ORMANDA MOTOSİKLETLE GEZİ
Yoğun iş temponun ardından dinlendiği tek yerin evi olduğunu söyleyen Osman Nuri Gülay, "Bir örnek vermek gerekirse, şaire sormuşlar 'Ankara'nın neresi güzel?' diye 'İstanbul'a dönüşü güzel' demiş. Benim de eve dönüşümün çok güzel" dedi. Zaman bulduğunda dinlenmek için Döşealtı Ekşili Köyü'ndeki evine gittiğini anlatan Gülay, “Köy evimi 2007 yılında Antalya'ya geldiğimde yaptırmıştım. Orada çok dinleniyorum. Tabiatla ilgileniyorum" diyor. Bir de küçük sırrını paylaşıyor Gülay.
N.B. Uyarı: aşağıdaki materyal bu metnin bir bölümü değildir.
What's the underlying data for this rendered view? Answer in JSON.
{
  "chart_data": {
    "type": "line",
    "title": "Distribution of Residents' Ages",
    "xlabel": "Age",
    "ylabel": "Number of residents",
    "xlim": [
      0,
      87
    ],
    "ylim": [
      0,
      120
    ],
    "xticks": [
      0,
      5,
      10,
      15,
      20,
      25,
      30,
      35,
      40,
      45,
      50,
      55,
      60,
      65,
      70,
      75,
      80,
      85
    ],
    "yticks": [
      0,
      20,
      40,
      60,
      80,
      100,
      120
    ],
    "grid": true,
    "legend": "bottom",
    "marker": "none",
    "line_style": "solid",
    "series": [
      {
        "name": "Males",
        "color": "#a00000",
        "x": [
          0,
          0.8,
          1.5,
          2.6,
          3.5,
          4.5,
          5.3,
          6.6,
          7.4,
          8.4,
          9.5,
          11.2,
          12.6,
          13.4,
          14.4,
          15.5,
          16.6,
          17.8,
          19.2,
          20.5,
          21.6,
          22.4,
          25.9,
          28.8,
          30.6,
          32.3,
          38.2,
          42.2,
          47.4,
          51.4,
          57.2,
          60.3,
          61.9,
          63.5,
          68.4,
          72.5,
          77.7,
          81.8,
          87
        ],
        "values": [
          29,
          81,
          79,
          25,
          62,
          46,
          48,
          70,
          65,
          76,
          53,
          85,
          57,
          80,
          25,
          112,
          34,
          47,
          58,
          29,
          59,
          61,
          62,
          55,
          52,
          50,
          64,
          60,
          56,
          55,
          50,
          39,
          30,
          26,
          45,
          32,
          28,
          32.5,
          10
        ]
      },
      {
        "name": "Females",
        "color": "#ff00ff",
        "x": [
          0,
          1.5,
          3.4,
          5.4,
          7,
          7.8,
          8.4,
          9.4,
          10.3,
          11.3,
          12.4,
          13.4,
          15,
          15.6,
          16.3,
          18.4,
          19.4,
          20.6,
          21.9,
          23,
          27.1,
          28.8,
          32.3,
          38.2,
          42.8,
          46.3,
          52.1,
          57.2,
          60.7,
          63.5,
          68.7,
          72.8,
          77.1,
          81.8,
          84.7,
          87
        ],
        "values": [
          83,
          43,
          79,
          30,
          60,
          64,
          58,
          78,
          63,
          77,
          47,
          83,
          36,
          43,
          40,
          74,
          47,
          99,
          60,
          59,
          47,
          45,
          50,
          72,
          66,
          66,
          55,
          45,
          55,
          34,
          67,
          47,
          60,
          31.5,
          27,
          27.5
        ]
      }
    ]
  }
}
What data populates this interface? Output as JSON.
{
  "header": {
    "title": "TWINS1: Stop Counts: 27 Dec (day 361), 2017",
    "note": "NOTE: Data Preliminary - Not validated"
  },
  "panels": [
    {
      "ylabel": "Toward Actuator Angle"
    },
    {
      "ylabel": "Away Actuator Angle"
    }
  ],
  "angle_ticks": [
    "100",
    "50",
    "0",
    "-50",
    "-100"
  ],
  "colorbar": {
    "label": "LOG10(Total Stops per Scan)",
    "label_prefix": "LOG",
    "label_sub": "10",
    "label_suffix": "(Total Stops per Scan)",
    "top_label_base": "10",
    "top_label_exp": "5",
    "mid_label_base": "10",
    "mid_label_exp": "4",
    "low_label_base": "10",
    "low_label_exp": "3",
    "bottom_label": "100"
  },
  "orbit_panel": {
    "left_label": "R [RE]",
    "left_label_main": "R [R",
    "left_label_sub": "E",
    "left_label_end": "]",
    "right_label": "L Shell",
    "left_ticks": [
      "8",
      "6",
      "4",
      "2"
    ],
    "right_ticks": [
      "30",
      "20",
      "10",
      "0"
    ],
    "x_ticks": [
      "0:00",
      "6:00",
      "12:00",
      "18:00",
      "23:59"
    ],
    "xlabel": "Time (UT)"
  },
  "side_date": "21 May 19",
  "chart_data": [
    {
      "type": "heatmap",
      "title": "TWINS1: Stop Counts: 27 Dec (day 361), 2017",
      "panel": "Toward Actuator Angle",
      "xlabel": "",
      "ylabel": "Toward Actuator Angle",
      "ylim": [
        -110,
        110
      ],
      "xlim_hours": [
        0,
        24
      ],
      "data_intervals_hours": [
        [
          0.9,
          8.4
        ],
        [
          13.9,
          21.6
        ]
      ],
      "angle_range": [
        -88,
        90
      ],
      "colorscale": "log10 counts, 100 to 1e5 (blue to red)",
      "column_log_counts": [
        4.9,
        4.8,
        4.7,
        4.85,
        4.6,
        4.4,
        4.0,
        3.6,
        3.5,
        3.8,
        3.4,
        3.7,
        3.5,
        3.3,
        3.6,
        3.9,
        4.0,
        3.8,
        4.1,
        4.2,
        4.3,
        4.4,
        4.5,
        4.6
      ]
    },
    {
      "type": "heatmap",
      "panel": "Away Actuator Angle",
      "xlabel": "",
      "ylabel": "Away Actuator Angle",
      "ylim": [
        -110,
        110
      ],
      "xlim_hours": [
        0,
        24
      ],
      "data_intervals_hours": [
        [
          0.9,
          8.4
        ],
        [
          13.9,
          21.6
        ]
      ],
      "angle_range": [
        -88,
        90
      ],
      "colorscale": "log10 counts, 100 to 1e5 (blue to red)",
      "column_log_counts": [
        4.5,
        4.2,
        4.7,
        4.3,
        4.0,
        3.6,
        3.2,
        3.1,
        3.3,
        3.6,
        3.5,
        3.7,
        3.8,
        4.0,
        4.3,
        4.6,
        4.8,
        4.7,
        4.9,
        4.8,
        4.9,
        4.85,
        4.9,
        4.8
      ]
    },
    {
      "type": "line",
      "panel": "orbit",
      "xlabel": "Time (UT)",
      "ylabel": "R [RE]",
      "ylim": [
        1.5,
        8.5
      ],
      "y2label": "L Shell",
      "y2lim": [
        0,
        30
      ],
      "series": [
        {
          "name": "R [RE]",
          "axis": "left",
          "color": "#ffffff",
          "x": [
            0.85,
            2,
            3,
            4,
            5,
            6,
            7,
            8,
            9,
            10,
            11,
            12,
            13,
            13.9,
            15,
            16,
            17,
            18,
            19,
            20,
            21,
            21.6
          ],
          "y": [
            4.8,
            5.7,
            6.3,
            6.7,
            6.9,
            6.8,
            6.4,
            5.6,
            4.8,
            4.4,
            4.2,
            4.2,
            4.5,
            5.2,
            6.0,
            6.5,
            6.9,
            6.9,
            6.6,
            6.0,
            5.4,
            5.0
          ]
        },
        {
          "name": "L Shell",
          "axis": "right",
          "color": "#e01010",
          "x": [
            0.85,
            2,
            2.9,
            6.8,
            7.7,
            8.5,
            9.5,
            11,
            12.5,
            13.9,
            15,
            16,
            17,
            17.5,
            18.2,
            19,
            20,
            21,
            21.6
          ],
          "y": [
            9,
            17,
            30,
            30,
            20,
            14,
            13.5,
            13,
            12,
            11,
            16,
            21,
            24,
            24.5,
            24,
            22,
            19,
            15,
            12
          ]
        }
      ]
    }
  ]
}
Ormanda motosikletle gezintiye çıktığını belirtirken, “Bu beni müthiş dinlendiriyor. Akan trafik içinde motosikleti çok tehlikeli buluyorum. Orman içindeki açılmış yollarda orman gezisi yapıyorum. Motosikletim köy evimde duruyor. Antalya merkezde kullanmıyorum" diye konuştu.